In diesem Zusammenhang interessant sind mehrere Zwischenschritte, die ebenfalls Erwähnung finden. So soll das Europaparlament ein vertraglich verankertes Initiativrecht wie der Bundestag bekommen, das auf EU-Ebene bisher allein bei der Brüsseler Kommission liegt. Auch der Rat der 27 Regierungen, aus europäischer Perspektive eine Länderkammer wie in Berlin der Bundesrat, soll nach dem Willen der Ampel nicht nur häufiger mit Mehrheit entscheiden, sondern auch transparenter arbeiten: „Wir werden eine Initiative dafür ergreifen, dass Kommissionsvorschläge im Rahmen einer gesetzten Frist öffentlich im Rat debattiert werden.“ Gestärkt werden soll die Demokratie auch über ein einheitliches Wahlrecht – bei der Europawahl 2024 stünde das Bewerberfeld nicht allein auf nationalen Listen, Spitzenkandidat oder -kandidatin der siegreichen Partei würde verbindlich die EU-Kommission anführen.

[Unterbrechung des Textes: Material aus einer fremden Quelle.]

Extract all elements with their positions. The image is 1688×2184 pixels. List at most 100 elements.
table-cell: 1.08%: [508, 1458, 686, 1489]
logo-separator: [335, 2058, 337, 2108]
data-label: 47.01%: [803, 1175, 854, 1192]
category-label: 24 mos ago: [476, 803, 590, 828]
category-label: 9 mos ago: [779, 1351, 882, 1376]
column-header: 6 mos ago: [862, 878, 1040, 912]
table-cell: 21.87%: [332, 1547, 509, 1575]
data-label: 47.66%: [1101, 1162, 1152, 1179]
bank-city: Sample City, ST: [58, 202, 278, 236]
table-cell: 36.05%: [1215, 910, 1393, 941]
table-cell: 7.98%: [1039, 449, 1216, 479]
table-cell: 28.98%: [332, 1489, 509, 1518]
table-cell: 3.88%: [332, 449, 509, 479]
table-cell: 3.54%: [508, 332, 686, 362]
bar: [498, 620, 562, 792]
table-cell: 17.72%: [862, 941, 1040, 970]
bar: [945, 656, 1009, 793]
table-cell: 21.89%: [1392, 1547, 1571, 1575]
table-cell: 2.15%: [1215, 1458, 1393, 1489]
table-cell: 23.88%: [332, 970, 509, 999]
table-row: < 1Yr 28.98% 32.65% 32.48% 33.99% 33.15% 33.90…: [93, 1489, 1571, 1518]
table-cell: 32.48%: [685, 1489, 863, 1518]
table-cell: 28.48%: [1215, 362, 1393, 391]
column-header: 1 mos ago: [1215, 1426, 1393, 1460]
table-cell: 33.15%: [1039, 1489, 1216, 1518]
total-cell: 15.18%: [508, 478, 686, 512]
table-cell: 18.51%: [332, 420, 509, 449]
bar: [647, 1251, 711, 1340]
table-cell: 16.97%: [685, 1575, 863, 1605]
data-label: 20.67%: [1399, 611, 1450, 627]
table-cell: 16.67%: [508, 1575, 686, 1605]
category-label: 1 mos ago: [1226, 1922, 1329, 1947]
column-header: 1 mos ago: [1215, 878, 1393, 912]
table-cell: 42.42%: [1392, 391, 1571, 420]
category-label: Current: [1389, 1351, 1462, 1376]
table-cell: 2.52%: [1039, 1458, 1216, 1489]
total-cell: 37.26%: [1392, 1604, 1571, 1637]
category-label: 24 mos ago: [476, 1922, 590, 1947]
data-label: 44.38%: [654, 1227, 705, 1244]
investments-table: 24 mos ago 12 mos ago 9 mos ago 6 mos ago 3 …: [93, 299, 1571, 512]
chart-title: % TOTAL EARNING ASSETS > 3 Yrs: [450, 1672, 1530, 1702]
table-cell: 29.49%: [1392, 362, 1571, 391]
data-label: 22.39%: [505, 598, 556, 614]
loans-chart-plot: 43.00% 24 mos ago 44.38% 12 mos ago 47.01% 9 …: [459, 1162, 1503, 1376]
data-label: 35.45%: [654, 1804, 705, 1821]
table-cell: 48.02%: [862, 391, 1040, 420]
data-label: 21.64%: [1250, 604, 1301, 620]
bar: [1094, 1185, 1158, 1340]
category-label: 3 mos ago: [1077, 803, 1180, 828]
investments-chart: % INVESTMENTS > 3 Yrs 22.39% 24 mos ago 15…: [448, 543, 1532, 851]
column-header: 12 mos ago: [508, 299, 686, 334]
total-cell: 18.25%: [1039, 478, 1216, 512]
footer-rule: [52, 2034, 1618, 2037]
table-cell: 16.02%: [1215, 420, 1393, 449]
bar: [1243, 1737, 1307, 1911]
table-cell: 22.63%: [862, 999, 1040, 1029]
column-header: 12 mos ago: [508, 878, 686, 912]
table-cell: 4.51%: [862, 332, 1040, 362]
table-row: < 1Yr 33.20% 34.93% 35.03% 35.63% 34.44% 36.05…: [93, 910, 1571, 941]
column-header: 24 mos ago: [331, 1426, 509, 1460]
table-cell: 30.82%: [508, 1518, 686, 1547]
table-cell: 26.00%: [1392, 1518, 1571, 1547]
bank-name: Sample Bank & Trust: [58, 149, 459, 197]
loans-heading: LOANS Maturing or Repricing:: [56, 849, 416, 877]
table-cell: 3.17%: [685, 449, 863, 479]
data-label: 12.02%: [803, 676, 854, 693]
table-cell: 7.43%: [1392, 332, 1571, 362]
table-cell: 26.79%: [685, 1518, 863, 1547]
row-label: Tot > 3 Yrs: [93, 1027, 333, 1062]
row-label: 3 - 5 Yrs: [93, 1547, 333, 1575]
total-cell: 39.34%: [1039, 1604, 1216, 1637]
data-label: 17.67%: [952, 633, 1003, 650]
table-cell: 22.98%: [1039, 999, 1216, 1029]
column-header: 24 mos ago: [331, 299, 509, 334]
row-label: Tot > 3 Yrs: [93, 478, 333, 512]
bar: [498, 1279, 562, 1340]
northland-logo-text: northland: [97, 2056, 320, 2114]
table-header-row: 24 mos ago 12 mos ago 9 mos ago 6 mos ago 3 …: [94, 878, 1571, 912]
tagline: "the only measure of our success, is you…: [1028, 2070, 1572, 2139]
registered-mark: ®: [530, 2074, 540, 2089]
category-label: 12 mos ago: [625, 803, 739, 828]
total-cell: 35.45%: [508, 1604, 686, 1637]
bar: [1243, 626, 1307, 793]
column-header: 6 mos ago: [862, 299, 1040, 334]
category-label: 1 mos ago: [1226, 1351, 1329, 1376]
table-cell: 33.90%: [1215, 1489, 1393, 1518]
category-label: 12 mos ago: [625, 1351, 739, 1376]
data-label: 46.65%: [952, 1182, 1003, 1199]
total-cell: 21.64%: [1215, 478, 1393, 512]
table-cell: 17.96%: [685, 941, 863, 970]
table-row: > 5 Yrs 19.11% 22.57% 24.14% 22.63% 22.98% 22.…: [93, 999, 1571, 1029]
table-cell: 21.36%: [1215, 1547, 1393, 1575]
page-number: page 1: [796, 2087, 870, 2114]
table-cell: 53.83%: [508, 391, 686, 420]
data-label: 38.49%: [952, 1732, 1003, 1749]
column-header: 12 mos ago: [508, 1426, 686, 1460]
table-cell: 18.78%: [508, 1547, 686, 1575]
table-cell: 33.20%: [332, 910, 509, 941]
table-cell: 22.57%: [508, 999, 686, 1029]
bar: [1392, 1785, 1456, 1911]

Dass sie mit dem Coronafonds erstmals im großen Stil Schulden aufnehmen und wie ein Staat agieren kann, definiert die Ampel anders als die CDU-geführte GroKo nicht mehr als einmaliges, sondern etwas weicher als „ein zeitlich und in der Höhe begrenztes Instrument“. Das eröffnet Spielräume.

Notfalls mit einer Koalition der Willigen voran

In Staaten wie Ungarn und Polen, gegenüber denen es laut Ampel für die EU-Kommission überdies gilt, ihre Sanktionsmittel im Streit um eine nicht mehr unabhängige Justiz „konsequenter und zeitnah zu nutzen“, sind weitere radikale Integrationsschritte wie auch eine neue EU-Sozialpolitik oder die asylpolitischen Vorstellungen mit einer aktiven Seenotrettung schwer vermittelbar. „Die seit Jahren anstehenden Aufgaben müssen wir jetzt Schritt für Schritt, wo nötig mit einer Koalition der Willigen, angehen“, sagt deshalb Franziska Brantner, die für die Grünen die entsprechenden Passagen im Koalitionsvertrag verhandelt hat.

Man habe darin „einen Kompass definiert, der der deutschen Europapolitik in den letzten Jahren fehlte. Wir richten unser Handeln aus am europäischen Bundesstaat, der Durchsetzung von Rechtsstaatlichkeit und Demokratie und der strategischen Souveränität Europas“. Bei der Energieversorgung, Gesundheitsprodukten und digitaler Technik will die Ampel den Kontinent unabhängiger machen, „ohne Europa abzuschotten“.